Module III: Summary

In this module, you have learnt about the importance of soil and water for forests. Many forest practices are intended to ensure that any damage to either of these attributes is minimized during forestry operations. This is because forestry is known to cause problems for both soils and water. One of the most damaging activities is road-building, and a full understanding of the potential consequences of this activity, and how to reduce the impacts, is essential for every forest manager. If a full road network already exists, then the management of the surface properties of the roads is important, as is the maintenance of any stream crossings. Most “best management practices” deals with these types of issue in detail.

Forests can be a valuable means to protect soils and water. In some areas, forests are being actively promoted as a means to reduce further soil degradation, and this largely experimental work is demonstrating that forests can be established in areas that were previously considered too dry for forests (for example in areas with ca. 300 mm annual rainfall). The area of protection forest globally is currently increasing, and with the planned afforestation of many vulnerable areas, this is set to increase.

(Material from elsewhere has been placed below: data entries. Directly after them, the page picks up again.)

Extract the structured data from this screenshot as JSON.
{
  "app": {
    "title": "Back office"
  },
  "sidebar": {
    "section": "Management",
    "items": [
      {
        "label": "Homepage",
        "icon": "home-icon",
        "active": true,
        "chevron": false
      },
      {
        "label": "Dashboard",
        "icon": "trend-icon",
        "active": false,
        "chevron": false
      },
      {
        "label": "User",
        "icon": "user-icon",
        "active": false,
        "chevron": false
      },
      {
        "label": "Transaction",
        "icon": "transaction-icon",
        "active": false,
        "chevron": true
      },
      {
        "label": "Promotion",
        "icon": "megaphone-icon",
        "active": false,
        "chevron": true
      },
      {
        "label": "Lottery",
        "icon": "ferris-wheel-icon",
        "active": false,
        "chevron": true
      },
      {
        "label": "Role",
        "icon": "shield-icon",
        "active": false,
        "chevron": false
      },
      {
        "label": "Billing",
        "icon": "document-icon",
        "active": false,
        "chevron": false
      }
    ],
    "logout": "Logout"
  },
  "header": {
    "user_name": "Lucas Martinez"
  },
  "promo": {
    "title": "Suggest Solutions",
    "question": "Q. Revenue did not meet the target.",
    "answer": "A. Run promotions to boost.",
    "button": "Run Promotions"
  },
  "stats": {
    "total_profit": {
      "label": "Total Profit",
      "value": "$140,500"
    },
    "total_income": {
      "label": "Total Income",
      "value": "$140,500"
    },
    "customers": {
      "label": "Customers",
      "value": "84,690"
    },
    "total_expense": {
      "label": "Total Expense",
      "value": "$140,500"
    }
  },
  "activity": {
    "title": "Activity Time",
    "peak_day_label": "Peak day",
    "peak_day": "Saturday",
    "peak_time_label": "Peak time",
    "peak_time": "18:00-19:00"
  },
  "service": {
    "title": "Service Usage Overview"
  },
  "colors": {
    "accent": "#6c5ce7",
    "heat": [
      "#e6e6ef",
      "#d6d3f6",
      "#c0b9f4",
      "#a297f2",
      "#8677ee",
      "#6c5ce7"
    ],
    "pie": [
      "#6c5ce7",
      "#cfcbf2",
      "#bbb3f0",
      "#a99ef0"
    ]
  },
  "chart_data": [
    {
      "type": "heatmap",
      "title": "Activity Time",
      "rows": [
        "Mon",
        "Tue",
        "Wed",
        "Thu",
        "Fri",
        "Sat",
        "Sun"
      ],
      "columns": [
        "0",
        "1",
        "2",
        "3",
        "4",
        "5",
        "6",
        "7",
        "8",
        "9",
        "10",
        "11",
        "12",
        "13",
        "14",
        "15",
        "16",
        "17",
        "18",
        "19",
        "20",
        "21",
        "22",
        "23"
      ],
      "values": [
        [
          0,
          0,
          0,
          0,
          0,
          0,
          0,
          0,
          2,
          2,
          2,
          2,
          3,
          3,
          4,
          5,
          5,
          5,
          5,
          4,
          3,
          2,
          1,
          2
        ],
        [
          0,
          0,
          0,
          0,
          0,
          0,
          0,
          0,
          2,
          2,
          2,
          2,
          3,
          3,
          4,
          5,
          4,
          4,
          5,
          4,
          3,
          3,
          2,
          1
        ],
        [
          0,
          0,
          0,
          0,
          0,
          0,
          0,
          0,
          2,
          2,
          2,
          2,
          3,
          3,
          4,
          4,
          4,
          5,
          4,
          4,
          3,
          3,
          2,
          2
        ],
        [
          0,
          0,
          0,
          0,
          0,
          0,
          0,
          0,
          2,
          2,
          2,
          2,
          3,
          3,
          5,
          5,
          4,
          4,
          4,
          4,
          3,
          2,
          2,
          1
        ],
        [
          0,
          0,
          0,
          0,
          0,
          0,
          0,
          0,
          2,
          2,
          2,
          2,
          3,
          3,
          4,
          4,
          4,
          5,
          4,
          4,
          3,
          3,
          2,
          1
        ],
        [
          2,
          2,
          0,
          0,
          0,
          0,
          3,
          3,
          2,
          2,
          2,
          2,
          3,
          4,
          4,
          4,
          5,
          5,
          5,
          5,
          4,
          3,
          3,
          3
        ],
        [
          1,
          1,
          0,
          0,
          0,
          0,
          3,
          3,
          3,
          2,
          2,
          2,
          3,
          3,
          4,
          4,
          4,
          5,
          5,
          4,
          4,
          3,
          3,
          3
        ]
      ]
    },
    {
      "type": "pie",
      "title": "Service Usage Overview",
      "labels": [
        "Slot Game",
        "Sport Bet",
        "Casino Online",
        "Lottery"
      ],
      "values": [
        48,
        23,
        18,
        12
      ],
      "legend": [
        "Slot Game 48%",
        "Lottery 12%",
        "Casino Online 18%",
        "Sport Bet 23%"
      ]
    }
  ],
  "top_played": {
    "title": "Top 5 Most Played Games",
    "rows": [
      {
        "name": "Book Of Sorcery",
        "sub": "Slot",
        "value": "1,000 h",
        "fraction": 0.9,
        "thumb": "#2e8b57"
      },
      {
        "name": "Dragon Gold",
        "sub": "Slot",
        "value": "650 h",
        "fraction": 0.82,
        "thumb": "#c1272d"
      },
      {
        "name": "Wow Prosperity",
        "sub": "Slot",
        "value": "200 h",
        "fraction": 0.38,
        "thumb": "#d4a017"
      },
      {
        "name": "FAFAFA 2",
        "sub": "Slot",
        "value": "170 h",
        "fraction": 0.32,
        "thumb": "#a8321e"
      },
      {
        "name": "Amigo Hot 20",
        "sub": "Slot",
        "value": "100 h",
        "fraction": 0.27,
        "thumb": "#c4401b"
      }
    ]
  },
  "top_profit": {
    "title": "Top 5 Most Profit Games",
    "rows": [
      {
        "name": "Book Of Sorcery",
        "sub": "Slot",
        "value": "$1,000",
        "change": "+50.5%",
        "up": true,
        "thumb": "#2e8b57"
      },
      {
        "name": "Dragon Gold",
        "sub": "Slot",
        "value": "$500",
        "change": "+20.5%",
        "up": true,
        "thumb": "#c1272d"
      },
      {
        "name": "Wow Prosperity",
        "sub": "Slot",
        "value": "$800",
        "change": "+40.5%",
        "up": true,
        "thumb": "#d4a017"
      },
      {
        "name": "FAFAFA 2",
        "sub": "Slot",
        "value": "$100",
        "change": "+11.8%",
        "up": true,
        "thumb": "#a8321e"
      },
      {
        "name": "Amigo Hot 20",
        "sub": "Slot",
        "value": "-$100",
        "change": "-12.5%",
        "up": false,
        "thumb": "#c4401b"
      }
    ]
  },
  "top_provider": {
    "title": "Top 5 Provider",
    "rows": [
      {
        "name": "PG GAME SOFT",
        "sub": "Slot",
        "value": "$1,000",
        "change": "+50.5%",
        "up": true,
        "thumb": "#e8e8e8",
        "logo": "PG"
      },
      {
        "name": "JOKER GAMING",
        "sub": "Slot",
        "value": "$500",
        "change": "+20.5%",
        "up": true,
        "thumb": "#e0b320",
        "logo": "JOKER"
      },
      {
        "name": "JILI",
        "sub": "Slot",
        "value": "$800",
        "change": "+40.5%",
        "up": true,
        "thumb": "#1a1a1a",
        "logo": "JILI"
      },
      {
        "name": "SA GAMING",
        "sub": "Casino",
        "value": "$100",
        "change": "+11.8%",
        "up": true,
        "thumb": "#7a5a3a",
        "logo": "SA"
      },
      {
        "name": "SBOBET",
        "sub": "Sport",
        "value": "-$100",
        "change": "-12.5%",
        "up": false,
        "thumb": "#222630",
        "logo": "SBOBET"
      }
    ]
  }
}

In sustainable forest management, it is important to take a long-term view of the forest. There will be short term of repercussions of, for example, timber extraction, but it is the longer term that is important. In particular, forestry should not compromise the nutritional status of a soil, and should under no circumstances result in the loss of soil. Unfortunately, there are many instances where this has occurred in the past, resulting in strict controls being placed on forest management activities, and even in forest management being halted altogether. This is an endpoint that all forest managers need to seek to avoid.